消化管の性質、特に排便のしやすさを表す古典アーユルヴェーダの分類概念で、ヴァータ優位で硬く出にくいクルーラ、カパ優位で軟らかく出やすいムリドゥ、ピッタ優位で中間的なマディヤマの3つに分けられる。

この項目のポイント

  • コーシュタは消化管の性質、特に排便のしやすさを表す古典的な分類概念
  • ヴァータ優位のクルーラ(硬い)、カパ優位のムリドゥ(軟らかい)、ピッタ優位のマディヤマ(中間)の3つに分けられる
  • 生まれ持った体質であるプラクリティとは別の軸で、浄化療法の強さを決める目安として使われてきたとされる

コーシュタとは

コーシュタ(Koṣṭha)は、消化管の性質、なかでも排便のしやすさや下剤への反応の出方を表す古典アーユルヴェーダの分類概念です。

ヴィレーチャナヴァマナといった浄化療法で、用いる薬の強さや量を決める目安として古典に記されてきたとされます。

3つのコーシュタ

コーシュタは、優位なドーシャによって3つに分かれる

3つのコーシュタの特徴と優位なドーシャの一覧
種類特徴優位なドーシャ
クルーラ(硬い)便が硬く出にくいヴァータ
マディヤマ(中間)便通・下剤への反応とも中程度ピッタ
ムリドゥ(軟らかい)便が軟らかく出やすいカパ

同じ量の下剤でも、コーシュタが違えば効き方は変わるとされる

3つのコーシュタと、それぞれで優位とされるドーシャ
  • クルーラコーシュタヴァータが優位で、便が硬く出にくい。下剤への反応も乏しく、強めの処方が必要になりやすいとされる
  • マディヤマコーシュタピッタが優位で、便通・下剤への反応とも中程度とされる
  • ムリドゥコーシュタカパが優位で、便が軟らかく出やすい。下剤も少量で効きやすいとされる

プラクリティとは別の軸

コーシュタは、生まれ持った体質全体を指すプラクリティとは別の軸として扱われます。

体格や性格までを含むプラクリティに対して、コーシュタは消化管の性質だけに絞った分類です。

そのため、カパ優位のプラクリティを持つ人が必ずしもムリドゥコーシュタとは限らないなど、両者はずれることがあるとされます。

どう使われてきたか

コーシュタは、日常の体質判断というより、ヴィレーチャナヴァマナを行う際に、下剤や催吐薬の強さ・量を決める目安として使われてきたとされます。

これらはいずれも医師の管理を前提とする処置であり、コーシュタの見立ても含めて自己判断で行うものではありません。
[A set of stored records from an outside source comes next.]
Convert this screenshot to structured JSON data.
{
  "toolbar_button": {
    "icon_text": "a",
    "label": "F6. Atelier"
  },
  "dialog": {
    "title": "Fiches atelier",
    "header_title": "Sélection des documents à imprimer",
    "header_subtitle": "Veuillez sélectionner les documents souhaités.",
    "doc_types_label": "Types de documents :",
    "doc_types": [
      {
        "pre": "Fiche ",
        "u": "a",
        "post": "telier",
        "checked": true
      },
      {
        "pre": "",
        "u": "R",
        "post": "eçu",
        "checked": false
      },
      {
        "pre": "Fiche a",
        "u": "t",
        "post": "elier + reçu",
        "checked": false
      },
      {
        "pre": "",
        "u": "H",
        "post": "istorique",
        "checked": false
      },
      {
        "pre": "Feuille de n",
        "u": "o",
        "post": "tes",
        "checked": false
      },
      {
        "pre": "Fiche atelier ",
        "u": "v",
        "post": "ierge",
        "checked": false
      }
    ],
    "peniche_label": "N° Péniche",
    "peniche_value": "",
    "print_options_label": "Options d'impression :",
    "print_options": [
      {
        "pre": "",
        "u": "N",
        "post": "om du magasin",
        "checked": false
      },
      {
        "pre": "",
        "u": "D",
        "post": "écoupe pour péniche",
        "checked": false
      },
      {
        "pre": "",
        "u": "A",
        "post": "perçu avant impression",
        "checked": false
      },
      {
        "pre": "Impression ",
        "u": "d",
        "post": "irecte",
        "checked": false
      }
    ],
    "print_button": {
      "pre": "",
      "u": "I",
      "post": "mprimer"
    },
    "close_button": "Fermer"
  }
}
本項目は伝統的な考え方の紹介であり、医学的な診断・治療を目的とするものではありません。便通に不安があるときは医療機関にご相談ください。

FAQよくある質問

コーシュタとプラクリティは同じですか?

違います。プラクリティは体格や性格まで含めた生まれ持った体質全体を指すのに対し、コーシュタは消化管の性質、特に排便のしやすさに絞った分類です。同じ人でも両者のドーシャ優位が一致しないことがあるとされます。

自分のコーシュタはどうやって分かりますか?

排便の頻度や便の硬さ、下剤への反応の出方などから見立てるとされます。厳密な判定には専門家による問診を要するとされ、自己判断だけで浄化療法の強さを決めるものではありません。

コーシュタは何に使われますか?

主にヴィレーチャナ(下剤による排出)やヴァマナ(催吐による排出)といった浄化療法で、用いる薬の強さや量を調整する目安として古典に記されてきたとされます。